According to the substantive count of which these defendants were convicted, while acting under the color of state law and aiding and abetting each other, they assaulted Davis, thereby depriving him of his liberty without due process of law and violating his right to be kept free from harm while in official custody.

Defendants filed a post-trial motion for a judgment of acquittal notwithstanding the verdict or, in the alternative, for a new trial. Their motion was based on five claims: (1) the evidence was insufficient; (2) a juror misrepresented a fact during voir dire; (3) the government failed to provide Jencks and Brady material; (4) the prosecutor’s closing remarks were improper; and (5) the court improperly commented on the prosecutor’s closing argument and gave an erroneous jury instruction in connection with that argument. They also moved for an evidentiary hearing on their allegation that the government had withheld evidence that it was obliged to give the defense under Brady v. Maryland, 373 U.S. 83, 83 S.Ct. 1194, 10 L.Ed.2d 215 (1963) and the Jencks Act, 18 U.S.C. § 3500. The evidence in question consisted of a videotaped interview of Davis by the attorney representing him in a civil suit arising out of these same events and the transcript of an interview of Davis by Department of Justice personnel on December 4, 1980. The district court denied all motions.

II

On appeal the defendants contend the record does not contain sufficient evidence to support the verdict. They also assert that they are entitled to a new trial because of the alleged violations of the Jencks Act and Brady, or at least to an evidentiary hearing to determine whether evidence was improperly withheld. Finally, they argue that the convictions must be reversed because of prosecutorial misconduct.
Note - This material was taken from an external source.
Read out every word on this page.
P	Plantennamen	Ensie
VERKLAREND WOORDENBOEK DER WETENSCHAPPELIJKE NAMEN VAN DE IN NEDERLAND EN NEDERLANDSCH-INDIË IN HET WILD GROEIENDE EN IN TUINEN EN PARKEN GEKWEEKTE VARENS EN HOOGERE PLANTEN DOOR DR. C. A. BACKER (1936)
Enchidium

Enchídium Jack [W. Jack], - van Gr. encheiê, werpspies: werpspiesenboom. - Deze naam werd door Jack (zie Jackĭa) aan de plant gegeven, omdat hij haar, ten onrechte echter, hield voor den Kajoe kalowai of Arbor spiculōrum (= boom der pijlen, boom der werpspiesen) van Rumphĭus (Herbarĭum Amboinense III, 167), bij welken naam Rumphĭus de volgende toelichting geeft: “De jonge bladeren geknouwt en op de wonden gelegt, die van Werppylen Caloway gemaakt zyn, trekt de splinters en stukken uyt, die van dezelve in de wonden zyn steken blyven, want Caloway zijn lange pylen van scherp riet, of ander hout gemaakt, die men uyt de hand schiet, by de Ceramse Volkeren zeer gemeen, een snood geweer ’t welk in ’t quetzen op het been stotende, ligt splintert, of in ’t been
All of these arguments are without merit.

*605 A. Sufficiency of the Evidence.

Defendants contend that the evidence is insufficient to support the jury’s verdict. Our evaluation of their argument is governed by the standards set out in Glasser and Bell:

The verdict of a jury must be sustained if there is substantial evidence, taking the view most favorable to the Government,, to support it. Glasser v. United States, 315 U.S. 60, 80, 62 S.Ct. 457, 469, 86 L.Ed. 680 (1942). It is not necessary that the evidence exclude every reasonable hypothesis of innocence or be wholly inconsistent with every conclusion except that of guilt, provided a reasonable trier of fact could find that the evidence establishes guilt beyond a reasonable doubt. United States v. Bell, 678 F.2d 547, 549 (5th Cir.1982) (en banc), aff'd on other grounds, 462 U.S. 356, 103 S.Ct. 2398, 76 L.Ed.2d 638 (1983) (footnote omitted).

United States v. Silva, 748 F.2d 262, 265 (5th Cir.1984). When examined in light of these principles, the testimony supports the jury’s verdict on both counts.
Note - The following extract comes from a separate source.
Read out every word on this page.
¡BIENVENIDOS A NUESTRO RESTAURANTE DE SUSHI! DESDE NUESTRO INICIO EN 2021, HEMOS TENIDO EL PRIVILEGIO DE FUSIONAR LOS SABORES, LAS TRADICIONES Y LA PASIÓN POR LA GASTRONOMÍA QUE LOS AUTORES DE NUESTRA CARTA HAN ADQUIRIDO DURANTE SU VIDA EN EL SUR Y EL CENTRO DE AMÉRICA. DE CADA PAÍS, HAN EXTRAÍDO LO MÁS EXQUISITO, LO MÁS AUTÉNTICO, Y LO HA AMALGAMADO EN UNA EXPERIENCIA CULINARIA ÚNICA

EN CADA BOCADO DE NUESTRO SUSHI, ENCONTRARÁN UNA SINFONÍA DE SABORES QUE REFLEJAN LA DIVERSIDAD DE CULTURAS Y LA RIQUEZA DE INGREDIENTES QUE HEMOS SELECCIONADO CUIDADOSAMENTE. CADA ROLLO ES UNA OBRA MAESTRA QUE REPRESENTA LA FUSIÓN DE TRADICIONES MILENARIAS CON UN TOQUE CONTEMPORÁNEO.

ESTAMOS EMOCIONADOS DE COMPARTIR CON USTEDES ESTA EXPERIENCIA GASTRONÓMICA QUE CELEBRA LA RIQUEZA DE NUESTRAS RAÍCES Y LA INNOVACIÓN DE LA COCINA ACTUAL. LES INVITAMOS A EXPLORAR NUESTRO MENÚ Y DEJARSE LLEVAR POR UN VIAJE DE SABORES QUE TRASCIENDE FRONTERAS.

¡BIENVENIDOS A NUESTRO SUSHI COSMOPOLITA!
1. The substantive offense.

Both Davis and Oris Buckner, another detective assigned to the Neupert investigation, testified that Davis was beaten by several officers during his interrogation. Buckner, who testified under a grant of immunity, admitted that he had participated in the beating. Davis could not identify any of the officers who hit him except for Buckner and Officer Le Blanc, who was acquitted. In fact, he stated that neither of the two officers who picked him up [Bonura and Farrar] were present. Buckner, however, testified that Bonura and Farrar beat and bagged Davis while questioning him. Bonura and Farrar both testified that they had interviewed Davis, although they denied mistreating him.

Neither Davis nor Buckner implicated McKenzie in any abuse of Davis at the police station. However, McKenzie admitted that he was in and out of the room while Davis was being interrogated. This is sufficient to support the conclusion that he was aware of what was transpiring and did not stop it.
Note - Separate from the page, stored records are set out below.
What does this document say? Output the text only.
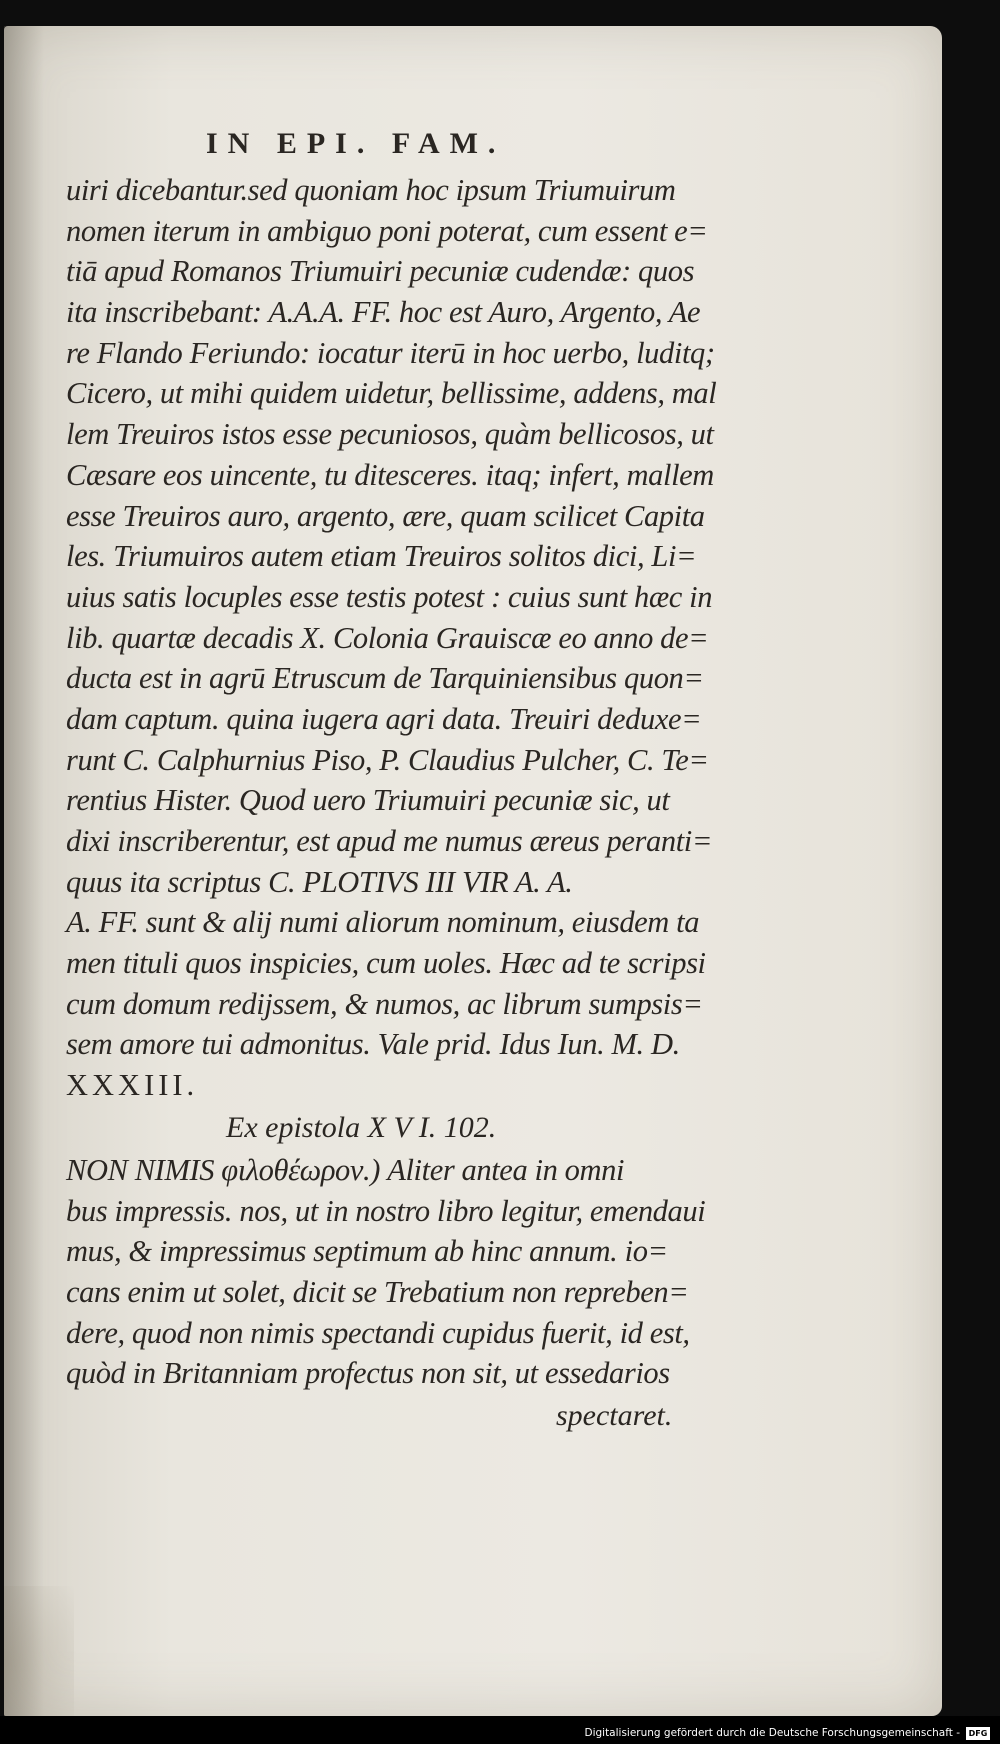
IN EPI. FAM.
uiri dicebantur.sed quoniam hoc ipsum Triumuirum
nomen iterum in ambiguo poni poterat, cum essent e=
tiā apud Romanos Triumuiri pecuniæ cudendæ: quos
ita inscribebant: A.A.A. FF. hoc est Auro, Argento, Ae
re Flando Feriundo: iocatur iterū in hoc uerbo, luditq;
Cicero, ut mihi quidem uidetur, bellissime, addens, mal
lem Treuiros istos esse pecuniosos, quàm bellicosos, ut
Cæsare eos uincente, tu ditesceres. itaq; infert, mallem
esse Treuiros auro, argento, ære, quam scilicet Capita
les. Triumuiros autem etiam Treuiros solitos dici, Li=
uius satis locuples esse testis potest : cuius sunt hæc in
lib. quartæ decadis X. Colonia Grauiscæ eo anno de=
ducta est in agrū Etruscum de Tarquiniensibus quon=
dam captum. quina iugera agri data. Treuiri deduxe=
runt C. Calphurnius Piso, P. Claudius Pulcher, C. Te=
rentius Hister. Quod uero Triumuiri pecuniæ sic, ut
dixi inscriberentur, est apud me numus æreus peranti=
quus ita scriptus C. PLOTIVS III VIR A. A.
A. FF. sunt & alij numi aliorum nominum, eiusdem ta
men tituli quos inspicies, cum uoles. Hæc ad te scripsi
cum domum redijssem, & numos, ac librum sumpsis=
sem amore tui admonitus. Vale prid. Idus Iun. M. D.
XXXIII.
Ex epistola X V I. 102.
NON NIMIS φιλοθέωρον.) Aliter antea in omni
bus impressis. nos, ut in nostro libro legitur, emendaui
mus, & impressimus septimum ab hinc annum. io=
cans enim ut solet, dicit se Trebatium non repreben=
dere, quod non nimis spectandi cupidus fuerit, id est,
quòd in Britanniam profectus non sit, ut essedarios
spectaret.
Digitalisierung gefördert durch die Deutsche Forschungsgemeinschaft -	DFG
Davis also testified that three officers drove him from police headquarters to a secluded area in Algiers where he was beaten and threatened with a gun by several policemen. He could not identify these officers and testified that he did not remember whether the two officers who had picked him up were present. Buckner gave no testimony related to this incident. The three appellants testified that they did take Davis away from the station for a short time, but that they merely drove him to the scene of Neupert’s murder where Davis described what he had seen and pointed out the house of Johnny Brownlee, whom he identified as another witness.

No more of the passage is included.